Le réalisateur Christophe Cotteret présente en avant-Première « Démocratie année zéro » qui retrace la fulgurante révolution du jasmin, des révoltes de 2008 aux premières élections libres.
A quelques jours des élections législatives tunisiennes qui se tiendront dimanche prochain, le documentaire Démocratie Année zéro réalisé par Christophe Cotteret sera projeté ce jeudi 23 octobre en avant-première à Montpellier. En deux chapitres et un an d’investigation le film distribué par Les films des deux rives s’appuie sur le regard des principaux opposants et acteurs à l’origine de la révolution tunisienne. Il apporte un éclairage nécessaire à la compréhension des événements.

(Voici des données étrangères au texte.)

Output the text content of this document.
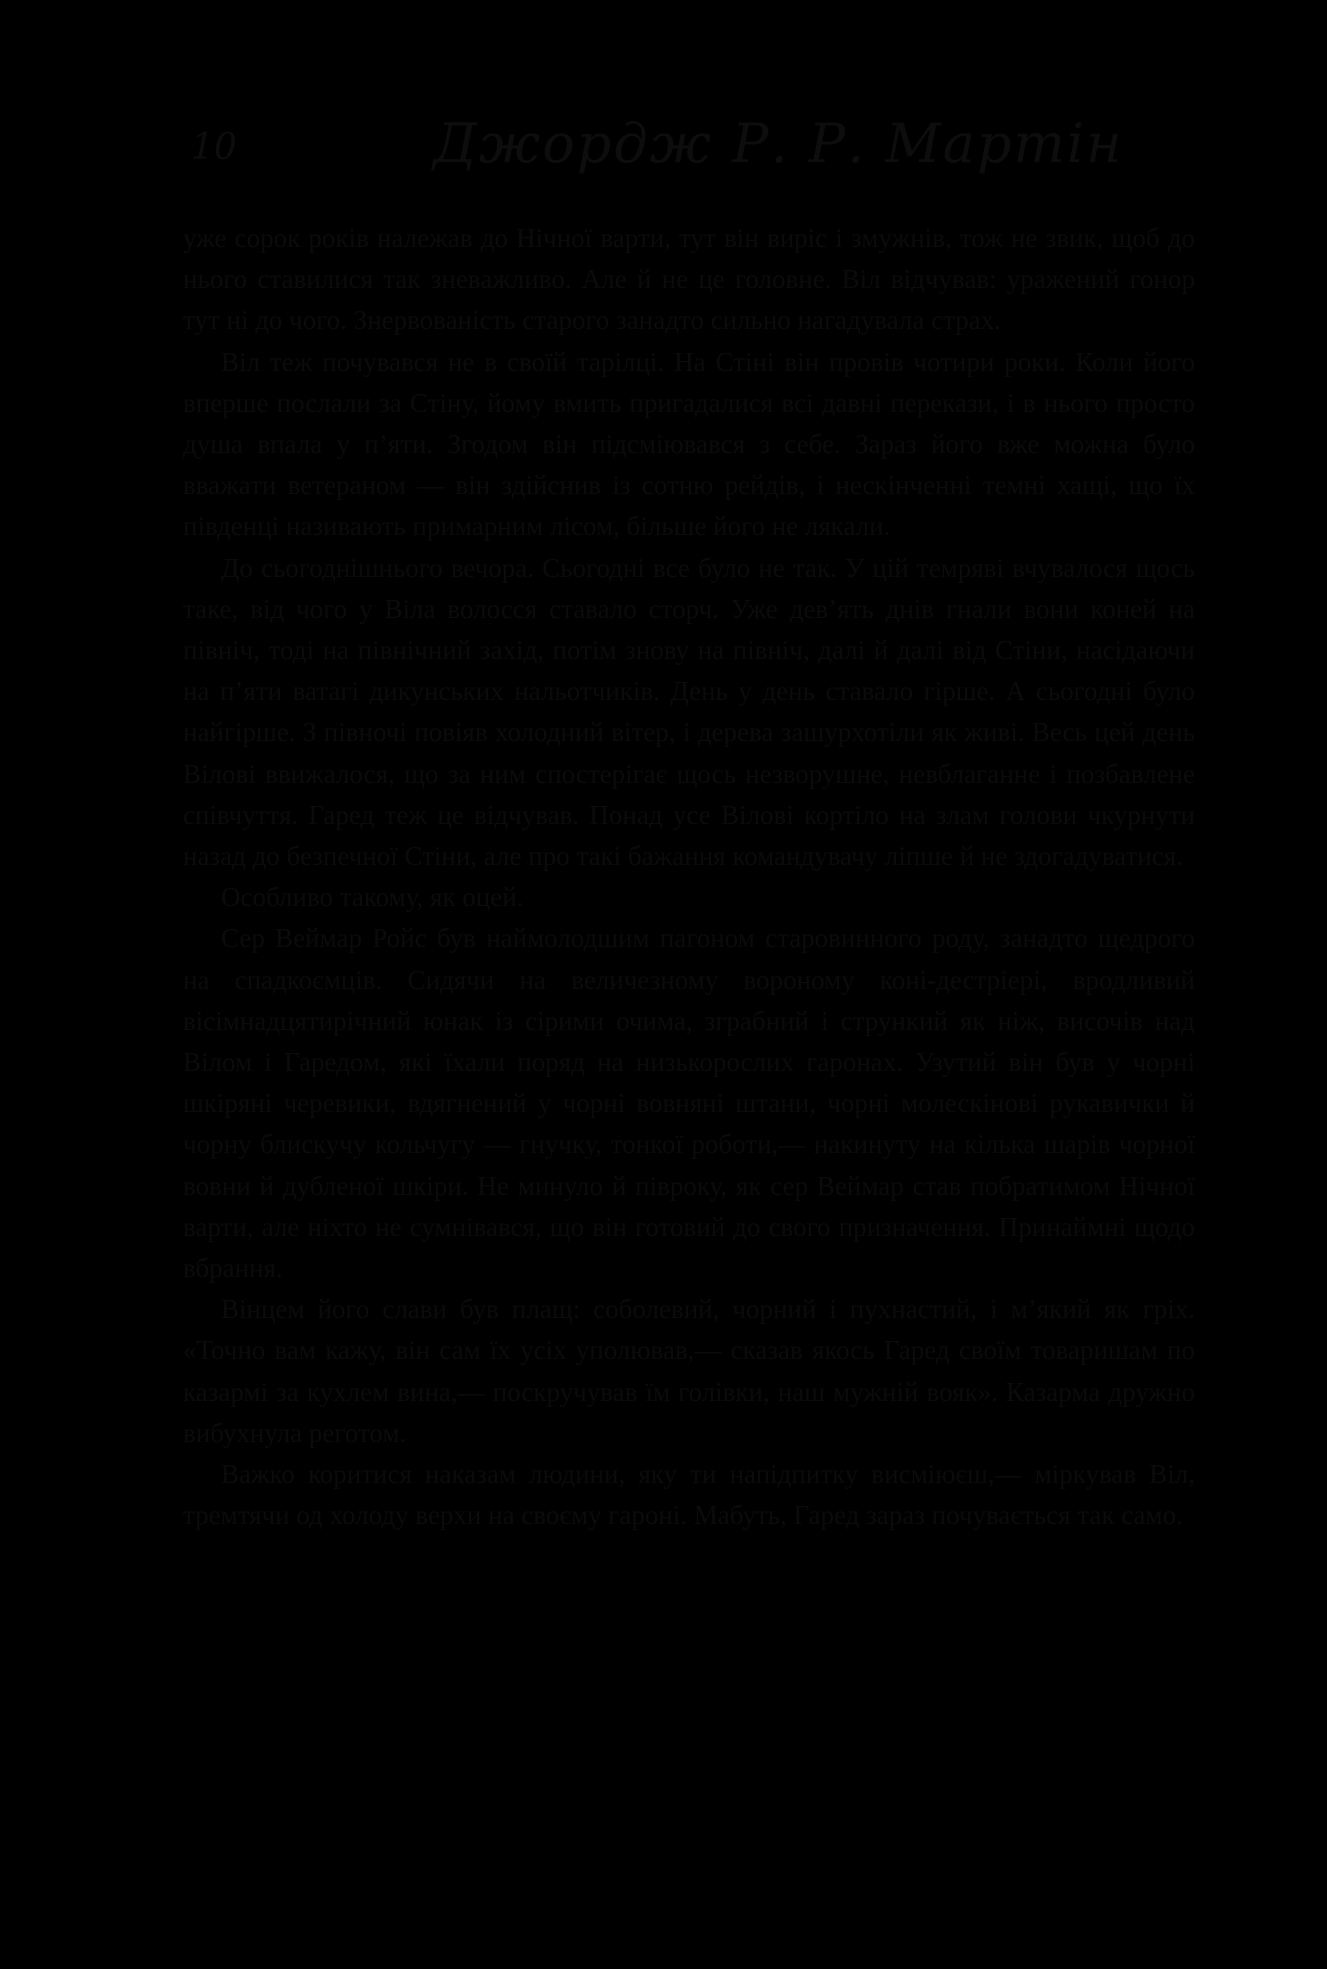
10	Джордж Р. Р. Мартін

уже сорок років належав до Нічної варти, тут він виріс і змужнів, тож не звик, щоб до нього ставилися так зневажливо. Але й не це головне. Віл відчував: уражений гонор тут ні до чого. Знервованість старого занадто сильно нагадувала страх.

Віл теж почувався не в своїй тарілці. На Стіні він провів чотири роки. Коли його вперше послали за Стіну, йому вмить пригадалися всі давні перекази, і в нього просто душа впала у п’яти. Згодом він підсміювався з себе. Зараз його вже можна було вважати ветераном — він здійснив із сотню рейдів, і нескінченні темні хащі, що їх південці називають примарним лісом, більше його не лякали.

До сьогоднішнього вечора. Сьогодні все було не так. У цій темряві вчувалося щось таке, від чого у Віла волосся ставало сторч. Уже дев’ять днів гнали вони коней на північ, тоді на північний захід, потім знову на північ, далі й далі від Стіни, насідаючи на п’яти ватагі дикунських нальотчиків. День у день ставало гірше. А сьогодні було найгірше. З півночі повіяв холодний вітер, і дерева зашурхотіли як живі. Весь цей день Вілові ввижалося, що за ним спостерігає щось незворушне, невблаганне і позбавлене співчуття. Гаред теж це відчував. Понад усе Вілові кортіло на злам голови чкурнути назад до безпечної Стіни, але про такі бажання командувачу ліпше й не здогадуватися.

Особливо такому, як оцей.

Сер Веймар Ройс був наймолодшим пагоном старовинного роду, занадто щедрого на спадкоємців. Сидячи на величезному вороному коні-дестріері, вродливий вісімнадцятирічний юнак із сірими очима, зграбний і стрункий як ніж, височів над Вілом і Гаредом, які їхали поряд на низькорослих гаронах. Узутий він був у чорні шкіряні черевики, вдягнений у чорні вовняні штани, чорні молескінові рукавички й чорну блискучу кольчугу — гнучку, тонкої роботи,— накинуту на кілька шарів чорної вовни й дубленої шкіри. Не минуло й півроку, як сер Веймар став побратимом Нічної варти, але ніхто не сумнівався, що він готовий до свого призначення. Принаймні щодо вбрання.

Вінцем його слави був плащ: соболевий, чорний і пухнастий, і м’який як гріх. «Точно вам кажу, він сам їх усіх уполював,— сказав якось Гаред своїм товаришам по казармі за кухлем вина,— поскручував їм голівки, наш мужній вояк». Казарма дружно вибухнула реготом.

Важко коритися наказам людини, яку ти напідпитку висміюєш,— міркував Віл, тремтячи од холоду верхи на своєму гароні. Мабуть, Гаред зараз почувається так само.
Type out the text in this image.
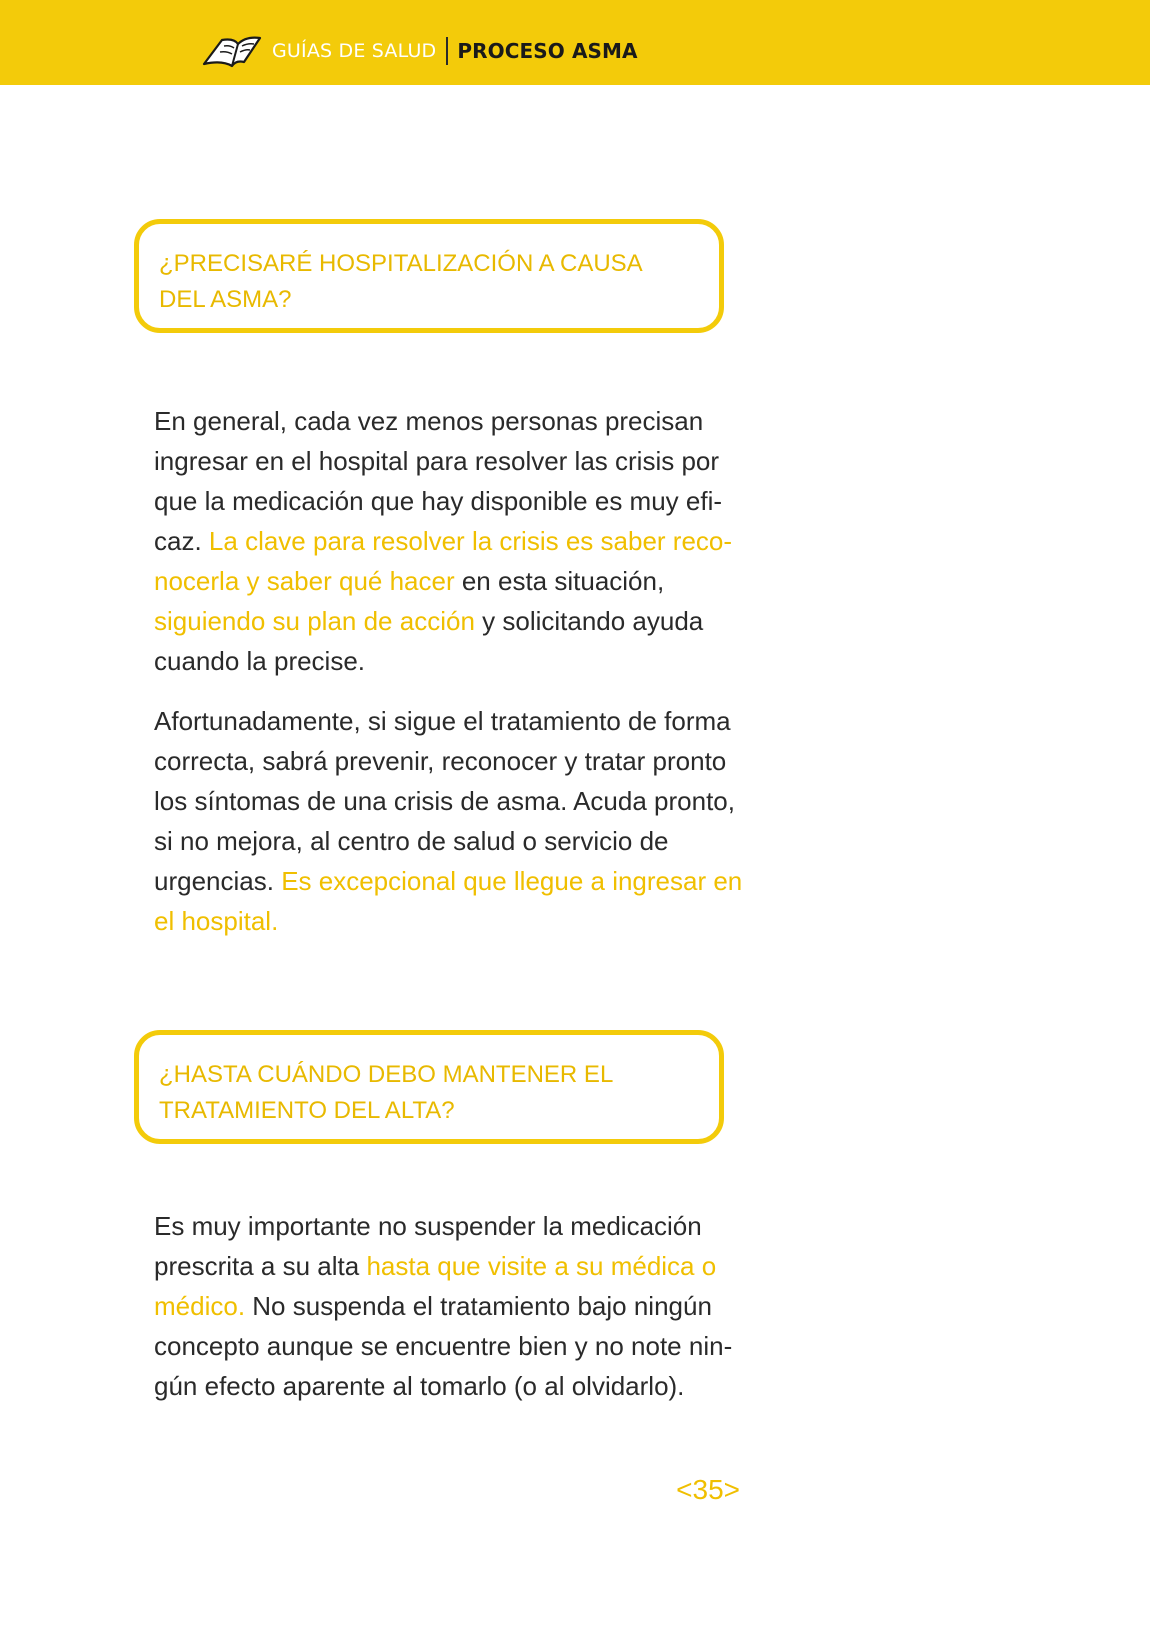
GUÍAS DE SALUD PROCESO ASMA

¿PRECISARÉ HOSPITALIZACIÓN A CAUSA DEL ASMA?

En general, cada vez menos personas precisan ingresar en el hospital para resolver las crisis por que la medicación que hay disponible es muy eficaz. La clave para resolver la crisis es saber reconocerla y saber qué hacer en esta situación, siguiendo su plan de acción y solicitando ayuda cuando la precise.

Afortunadamente, si sigue el tratamiento de forma correcta, sabrá prevenir, reconocer y tratar pronto los síntomas de una crisis de asma. Acuda pronto, si no mejora, al centro de salud o servicio de urgencias. Es excepcional que llegue a ingresar en el hospital.

¿HASTA CUÁNDO DEBO MANTENER EL TRATAMIENTO DEL ALTA?

Es muy importante no suspender la medicación prescrita a su alta hasta que visite a su médica o médico. No suspenda el tratamiento bajo ningún concepto aunque se encuentre bien y no note ningún efecto aparente al tomarlo (o al olvidarlo).

<35>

Le réalisateur belge retrace l’histoire contemporaine depuis les révoltes du bassin minier de Gafsa en janvier 2008 aux premières élections libres d’octobre 2011 en passant par l’immolation de Mohamed Bouazizi le 17 décembre 2010 à Sidi Bouzid qui a embrasé le monde arabe en précipitant la chute de Ben Ali, Moubarak et Kadhafi et en portant l’incendie à Bahreïn, au Yémen et en Syrie. Avec ce récit au long court du combat contre la corruption d’un pouvoir népotique jusqu’au processus de transition, Christophe Cotteret osculte la réalité tunisienne tout en interrogeant la capacité universelle d’un modèle révolutionnaire au XXIe siècle.
Trois ans plus tard, où en sont la liberté, la démocratie et la justice sociale revendiquées ? Dimanche, les Tunisiens sont appelés à choisir les 217 membres de leur première Chambre des représentants du peuple, élue en vertu de la Constitution du 27 janvier 2014. 1327 listes électorales se disputent la sympathie de 5 236 244 électeurs. Ce nombre colossal de listes candidates fait planer le risque d’une dispersion des voix, comme ce fut le cas en 2011.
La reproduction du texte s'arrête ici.